Около трех часов ночи Сивицкий наконец-то мог распрямить спину и отбросить окровавленный корнцанг.
— Фу, — сказал он, — дали вы мне работы с этой вылазкой.
Но санитары вскоре втащили еще одного солдата, участника вылазки. Сильно посеченный ятаганами, он спасся чудом и, выждав темноты, сам приполз обратно в крепость.
— Эк тебя обтесали, братец, — сказал Сивицкий, срывая со спины солдата кровавые ошметки рубахи.
В своей практике работы на восточных фронтах капитан уже не однажды встречался с такими порезами, почти правильными и глубокими, сделанными в порыве жестокости.

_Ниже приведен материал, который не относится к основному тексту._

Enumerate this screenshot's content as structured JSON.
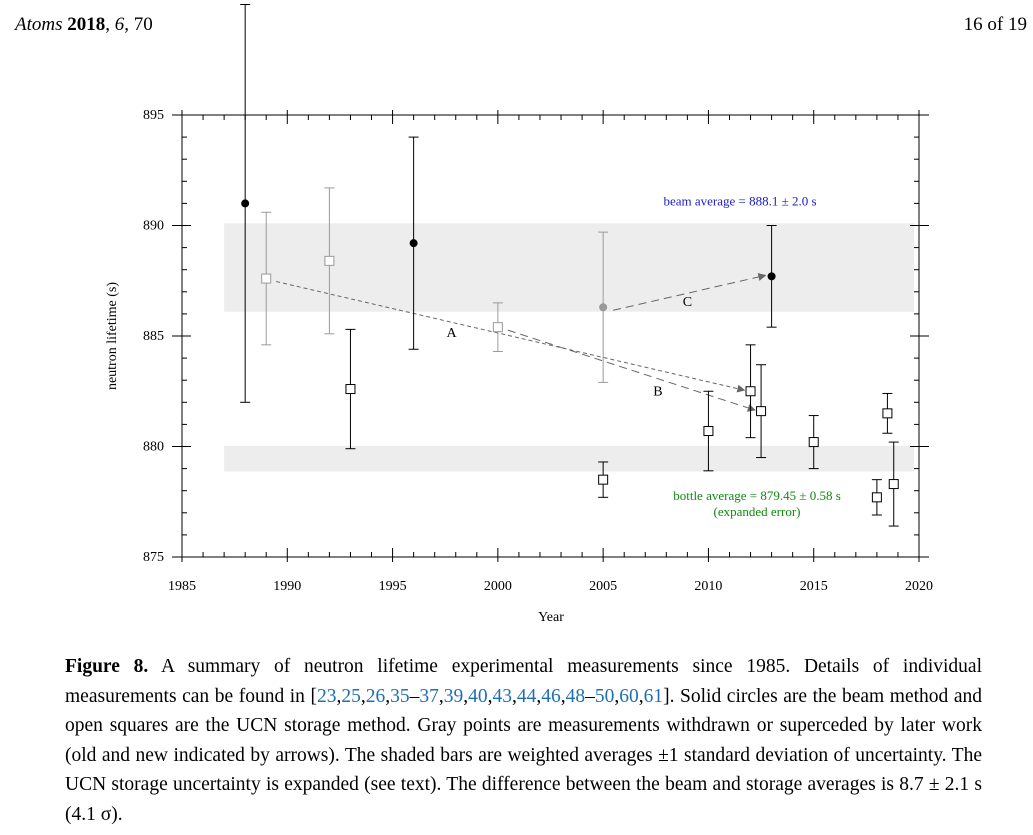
{
  "header": {
    "journal": "Atoms",
    "year": "2018",
    "volume": "6",
    "article": "70",
    "page": "16 of 19"
  },
  "chart_data": {
    "type": "scatter",
    "xlabel": "Year",
    "ylabel": "neutron lifetime (s)",
    "xlim": [
      1985,
      2020
    ],
    "ylim": [
      875,
      895
    ],
    "x_ticks": [
      "1985",
      "1990",
      "1995",
      "2000",
      "2005",
      "2010",
      "2015",
      "2020"
    ],
    "y_ticks": [
      "875",
      "880",
      "885",
      "890",
      "895"
    ],
    "grid": false,
    "bands": [
      {
        "y0": 886.1,
        "y1": 890.1,
        "label": "beam average = 888.1 ± 2.0 s",
        "color": "#1a1acc"
      },
      {
        "y0": 878.87,
        "y1": 880.03,
        "label": "bottle average = 879.45 ± 0.58 s",
        "sublabel": "(expanded error)",
        "color": "#118811"
      }
    ],
    "series": [
      {
        "method": "beam",
        "marker": "filled-circle",
        "points": [
          {
            "x": 1988.0,
            "y": 891.0,
            "yerr": 9.0,
            "withdrawn": false
          },
          {
            "x": 1996.0,
            "y": 889.2,
            "yerr": 4.8,
            "withdrawn": false
          },
          {
            "x": 2005.0,
            "y": 886.3,
            "yerr": 3.4,
            "withdrawn": true
          },
          {
            "x": 2013.0,
            "y": 887.7,
            "yerr": 2.3,
            "withdrawn": false
          }
        ]
      },
      {
        "method": "ucn-storage",
        "marker": "open-square",
        "points": [
          {
            "x": 1989.0,
            "y": 887.6,
            "yerr": 3.0,
            "withdrawn": true
          },
          {
            "x": 1992.0,
            "y": 888.4,
            "yerr": 3.3,
            "withdrawn": true
          },
          {
            "x": 1993.0,
            "y": 882.6,
            "yerr": 2.7,
            "withdrawn": false
          },
          {
            "x": 2000.0,
            "y": 885.4,
            "yerr": 1.1,
            "withdrawn": true
          },
          {
            "x": 2005.0,
            "y": 878.5,
            "yerr": 0.8,
            "withdrawn": false
          },
          {
            "x": 2010.0,
            "y": 880.7,
            "yerr": 1.8,
            "withdrawn": false
          },
          {
            "x": 2012.0,
            "y": 882.5,
            "yerr": 2.1,
            "withdrawn": false
          },
          {
            "x": 2012.5,
            "y": 881.6,
            "yerr": 2.1,
            "withdrawn": false
          },
          {
            "x": 2015.0,
            "y": 880.2,
            "yerr": 1.2,
            "withdrawn": false
          },
          {
            "x": 2018.0,
            "y": 877.7,
            "yerr": 0.8,
            "withdrawn": false
          },
          {
            "x": 2018.5,
            "y": 881.5,
            "yerr": 0.9,
            "withdrawn": false
          },
          {
            "x": 2018.8,
            "y": 878.3,
            "yerr": 1.9,
            "withdrawn": false
          }
        ]
      }
    ],
    "annotations": [
      {
        "label": "A",
        "from": [
          1989.0,
          887.6
        ],
        "to": [
          2012.0,
          882.5
        ],
        "label_at": [
          1997.8,
          884.95
        ],
        "style": "dotted"
      },
      {
        "label": "B",
        "from": [
          2000.0,
          885.4
        ],
        "to": [
          2012.5,
          881.6
        ],
        "label_at": [
          2007.6,
          882.3
        ],
        "style": "dashed"
      },
      {
        "label": "C",
        "from": [
          2005.0,
          886.3
        ],
        "to": [
          2013.0,
          887.7
        ],
        "label_at": [
          2009.0,
          886.35
        ],
        "style": "dashed"
      }
    ]
  },
  "caption": {
    "label": "Figure 8.",
    "text_1": "A summary of neutron lifetime experimental measurements since 1985. Details of individual measurements can be found in [",
    "citations": [
      "23",
      "25",
      "26",
      "35",
      "–",
      "37",
      "39",
      "40",
      "43",
      "44",
      "46",
      "48",
      "–",
      "50",
      "60",
      "61"
    ],
    "text_2": "]. Solid circles are the beam method and open squares are the UCN storage method. Gray points are measurements withdrawn or superceded by later work (old and new indicated by arrows). The shaded bars are weighted averages ±1 standard deviation of uncertainty. The UCN storage uncertainty is expanded (see text). The difference between the beam and storage averages is 8.7 ± 2.1 s (4.1 σ)."
  }
}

Аглая не выдержала и отвернулась:
— Какой ужас!
— А вы не морщитесь, — ответил Сивицкий. — Это страшно только смотреть. Ятаган по сравнению с русским штыком — оружие весьма слабое, и раны заживут очень скоро. А ты, братец, — обратился он к солдату, — видать, хихикал от щекотки, когда на тебе такой узор выводили?
— Да нет, ваше благородие, — смутился герой, — коли по совести сказать, так я мертвяком прикинулся. Иначе бы мне несдобровать. Нас-то, лежачих, — сказывал он, морщась от йода, — турки словно капусту мельчали, только в бочку не солили. Кажись, и не злится басурман, а так себе, знай режет да режет, пока всего в плахты не иссечет.

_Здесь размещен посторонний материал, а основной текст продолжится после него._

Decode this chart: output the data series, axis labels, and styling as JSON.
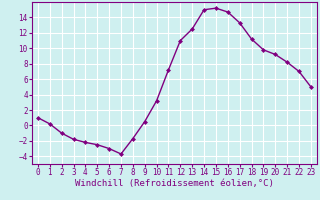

— Это они умеют, хлебом не корми, — сказал Сивицкий, очищая порезы. — А ты на войну по своей воле пошел или взяли?
— А как же, ваше благородие. Мы яснополянские, по Тульской губернии состоим. Наш барин-то, граф Толстой, уж на что смиренный человек, а и тот в Сербию хотел пойти. «Вся Россия, — говорил, — тепереча там, ну, значит, и я должон пострадать…»
— Больно? — спросил Сивицкий.
— Притерпелось уже. Не так чтобы…
Сивицкий взял операционную иглу — велел солдату отвернуться:
— Лежи смирно. Я тебе вот зад сейчас заштопаю, домой прибежишь с войны — и жена не узнает.
Острые лопатки солдата мелко тряслись:
— Ой, не смешите меня, ваше благородие. Как засмеюсь — так больно…
Китаевский подошел к столу:
— Александр Борисович, я закончу солдата, а вы пройдите к Пацевичу, с ним что-то нехорошее… Кажется…
— Что вам кажется?
— Конец, кажется…
Сивицкий сначала прошел в свою клетушку, отыскал окурок цигарки и с жадностью дососал его до остатка. Что ж, у них могли быть столкновения по службе, они могли не любить один другого, но сейчас, как врач, он сделал все для спасения жизни полковника.
Да, полковник умирал.
— Вы что-нибудь хотите? — спросил его Сивицкий.
— Нет, — вразумительно ответил Пацевич. — Мне сейчас хорошо… Я уже близок к истине.
— Но я не Пилат, а вы не Христос, — улыбнулся врач.
— Я… заслужил презрение, — сказал Пацевич. — Так?
— У меня нет презрения к людям, которых я лечу, — ответил Александр Борисович и заботливо поправил на полковнике одеяло.
Пацевич помолчал, улыбаясь с закрытыми глазами.
— Вы, — неожиданно спросил он, — когда-нибудь бывали на Волыни?
— Был. Да, был.
— Тогда вы знаете… это:
Плыне, Висла, илыне, По польской краине, А допуки плыне…
— Да, я помню, — сказал врач, — «Польска не загине…». Я, помню, был еще молод, хотя и тогда мундир сидел на мне мешковато.
И я помню плошки на улицах, танцы в тесных цукернях и песни юных паненок… Все это было давно, и тогда я был влюблен.
Кажется, единственный раз в жизни!
Он пожал тяжелую руку Пацевича и оставил его.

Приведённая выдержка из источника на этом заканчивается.